Лизе было четыре. Она вцепилась в мою руку и молчала. Она всегда молчала на новом месте – стискивала мои пальцы и прятала лицо в рукав моей куртки. За два года скитаний она привыкла: новый город, новое жильё, новое имя папы. Не привыкла только к одному – к тому, что мамы нет.
Нина умерла от пневмонии. Лизе тогда едва исполнился год. Она не помнила мать – только иногда спрашивала про фотографию, которую я носил в нагрудном кармане. На фотографии Нина смеялась, придерживая волосы на ветру. Лиза говорила: «Красивая тётя». Не «мама». «Тётя».
Я остался один – с дочерью, с работой медбрата в районной больнице, с комнатой в рабочем общежитии. Три года я отработал в хирургическом отделении, где ночами привозили людей с аварий, с производств, после драк. Три года рук по локоть в крови и бессонных дежурств. Это я умел. А быть отцом – учился на ходу.
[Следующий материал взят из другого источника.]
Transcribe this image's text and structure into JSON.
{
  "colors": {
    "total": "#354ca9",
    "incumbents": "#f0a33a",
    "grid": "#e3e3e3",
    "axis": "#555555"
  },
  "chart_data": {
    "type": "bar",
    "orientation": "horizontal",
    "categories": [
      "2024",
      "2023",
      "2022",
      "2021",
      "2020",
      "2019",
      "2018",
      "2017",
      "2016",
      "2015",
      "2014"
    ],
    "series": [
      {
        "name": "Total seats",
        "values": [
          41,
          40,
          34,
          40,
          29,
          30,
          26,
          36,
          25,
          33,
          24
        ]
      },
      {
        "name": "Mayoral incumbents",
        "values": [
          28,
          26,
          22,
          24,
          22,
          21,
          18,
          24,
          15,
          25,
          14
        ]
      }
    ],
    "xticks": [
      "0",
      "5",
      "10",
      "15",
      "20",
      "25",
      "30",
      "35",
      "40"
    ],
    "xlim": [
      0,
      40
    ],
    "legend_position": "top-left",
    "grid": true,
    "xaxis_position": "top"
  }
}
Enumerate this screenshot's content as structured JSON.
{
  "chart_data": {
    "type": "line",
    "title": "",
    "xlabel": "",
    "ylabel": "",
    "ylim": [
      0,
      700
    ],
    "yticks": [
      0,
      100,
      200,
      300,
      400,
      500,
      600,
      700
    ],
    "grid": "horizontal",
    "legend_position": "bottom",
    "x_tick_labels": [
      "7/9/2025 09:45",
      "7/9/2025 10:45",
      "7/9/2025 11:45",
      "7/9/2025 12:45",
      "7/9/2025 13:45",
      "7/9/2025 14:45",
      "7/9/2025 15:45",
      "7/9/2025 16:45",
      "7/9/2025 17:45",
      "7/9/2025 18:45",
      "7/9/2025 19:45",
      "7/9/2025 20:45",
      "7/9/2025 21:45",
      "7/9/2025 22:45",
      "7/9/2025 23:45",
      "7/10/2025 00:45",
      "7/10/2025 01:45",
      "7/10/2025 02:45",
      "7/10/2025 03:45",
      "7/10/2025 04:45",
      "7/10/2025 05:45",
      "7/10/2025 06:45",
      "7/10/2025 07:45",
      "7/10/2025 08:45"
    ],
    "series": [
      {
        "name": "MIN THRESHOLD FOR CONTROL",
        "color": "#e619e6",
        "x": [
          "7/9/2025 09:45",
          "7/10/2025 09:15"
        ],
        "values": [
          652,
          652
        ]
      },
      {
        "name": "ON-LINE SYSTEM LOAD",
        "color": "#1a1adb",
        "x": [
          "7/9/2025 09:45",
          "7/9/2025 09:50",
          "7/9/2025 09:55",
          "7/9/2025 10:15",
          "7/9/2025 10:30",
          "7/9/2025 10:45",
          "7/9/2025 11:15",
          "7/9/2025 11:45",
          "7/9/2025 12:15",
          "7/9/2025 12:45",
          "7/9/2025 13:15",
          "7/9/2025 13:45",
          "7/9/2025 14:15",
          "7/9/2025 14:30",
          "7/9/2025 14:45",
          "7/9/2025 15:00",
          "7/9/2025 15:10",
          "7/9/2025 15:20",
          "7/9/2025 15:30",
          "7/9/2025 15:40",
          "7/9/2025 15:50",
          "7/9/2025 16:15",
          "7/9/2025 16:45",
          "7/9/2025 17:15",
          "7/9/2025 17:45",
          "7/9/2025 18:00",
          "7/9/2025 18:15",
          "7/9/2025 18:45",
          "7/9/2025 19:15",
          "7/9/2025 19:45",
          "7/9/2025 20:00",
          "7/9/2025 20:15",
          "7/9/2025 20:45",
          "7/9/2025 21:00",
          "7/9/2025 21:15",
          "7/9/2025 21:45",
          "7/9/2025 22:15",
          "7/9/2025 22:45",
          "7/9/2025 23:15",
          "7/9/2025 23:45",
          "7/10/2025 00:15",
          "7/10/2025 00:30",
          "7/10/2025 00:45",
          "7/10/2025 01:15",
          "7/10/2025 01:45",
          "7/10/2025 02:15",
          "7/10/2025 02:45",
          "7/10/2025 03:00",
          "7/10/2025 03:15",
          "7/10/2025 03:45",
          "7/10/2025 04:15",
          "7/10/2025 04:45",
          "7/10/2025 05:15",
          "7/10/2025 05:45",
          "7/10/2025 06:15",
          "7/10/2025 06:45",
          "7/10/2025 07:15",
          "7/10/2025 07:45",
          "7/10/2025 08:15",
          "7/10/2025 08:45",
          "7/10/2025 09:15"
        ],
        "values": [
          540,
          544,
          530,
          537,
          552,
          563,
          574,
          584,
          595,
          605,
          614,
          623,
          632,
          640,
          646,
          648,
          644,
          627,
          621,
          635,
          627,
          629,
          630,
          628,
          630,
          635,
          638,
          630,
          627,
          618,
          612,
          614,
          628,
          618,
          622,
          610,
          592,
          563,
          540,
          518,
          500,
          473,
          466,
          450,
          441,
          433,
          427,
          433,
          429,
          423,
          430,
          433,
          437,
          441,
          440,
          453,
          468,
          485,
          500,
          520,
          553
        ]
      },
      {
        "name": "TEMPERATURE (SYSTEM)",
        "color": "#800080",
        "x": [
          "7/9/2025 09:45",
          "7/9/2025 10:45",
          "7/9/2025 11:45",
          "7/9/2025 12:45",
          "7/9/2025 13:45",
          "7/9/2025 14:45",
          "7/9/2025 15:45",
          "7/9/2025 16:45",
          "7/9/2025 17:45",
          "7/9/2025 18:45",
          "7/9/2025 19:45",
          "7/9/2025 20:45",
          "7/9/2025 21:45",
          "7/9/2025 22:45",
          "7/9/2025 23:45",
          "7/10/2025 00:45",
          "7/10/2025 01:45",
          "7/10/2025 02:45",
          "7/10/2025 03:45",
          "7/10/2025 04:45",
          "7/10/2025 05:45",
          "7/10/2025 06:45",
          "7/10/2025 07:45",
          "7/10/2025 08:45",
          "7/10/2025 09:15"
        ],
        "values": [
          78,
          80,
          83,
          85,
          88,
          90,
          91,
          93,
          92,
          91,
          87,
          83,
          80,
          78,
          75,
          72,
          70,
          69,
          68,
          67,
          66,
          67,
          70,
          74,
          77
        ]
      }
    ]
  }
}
Потом случился пожар. Замыкание проводки. Ночью. Я проснулся от треска, схватил Лизу с кровати, завернул в одеяло и выскочил в коридор. Дым был такой густой, что я не видел ступеней – шёл на ощупь, считая повороты. Лиза не плакала. Она молчала, вцепившись в мою шею. Мы выбрались. Общежитие сгорело за час. Вместе с моим паспортом, трудовой книжкой, свидетельством о рождении дочери.
Со всем.
Восстанавливать документы – значит идти в исполком. А в исполкоме – вопросы. Где прописка, где мать ребёнка, где справка с работы. Без прописки – нет работы. Без работы – нет прописки. А без того и другого отца-одиночку с маленькой дочерью могут вызвать в опеку. Я знал, как это бывает. Насмотрелся в больнице – привозили детей из неблагополучных семей, и я видел, как работает система. Сначала проверка, потом «временное изъятие», потом – детский дом на полгода, пока отец бегает по инстанциям. Полгода без Лизы.
Нет. Нет. Нет.
У Виктора Семёнова, моего соседа по комнате, осталась сумка. Он погиб на стройке годом раньше – упал с лесов. Ни родных, ни знакомых – никто не пришёл за вещами. В сумке лежал паспорт. Мужчина, на год старше меня. Русый, глаза серые. Я – темноволосый, кареглазый. Но на чёрно-белом паспортном фото, маленьком и мутном, разница размывалась. Если не приглядываться – похож. Если приглядываться – ну, изменился человек.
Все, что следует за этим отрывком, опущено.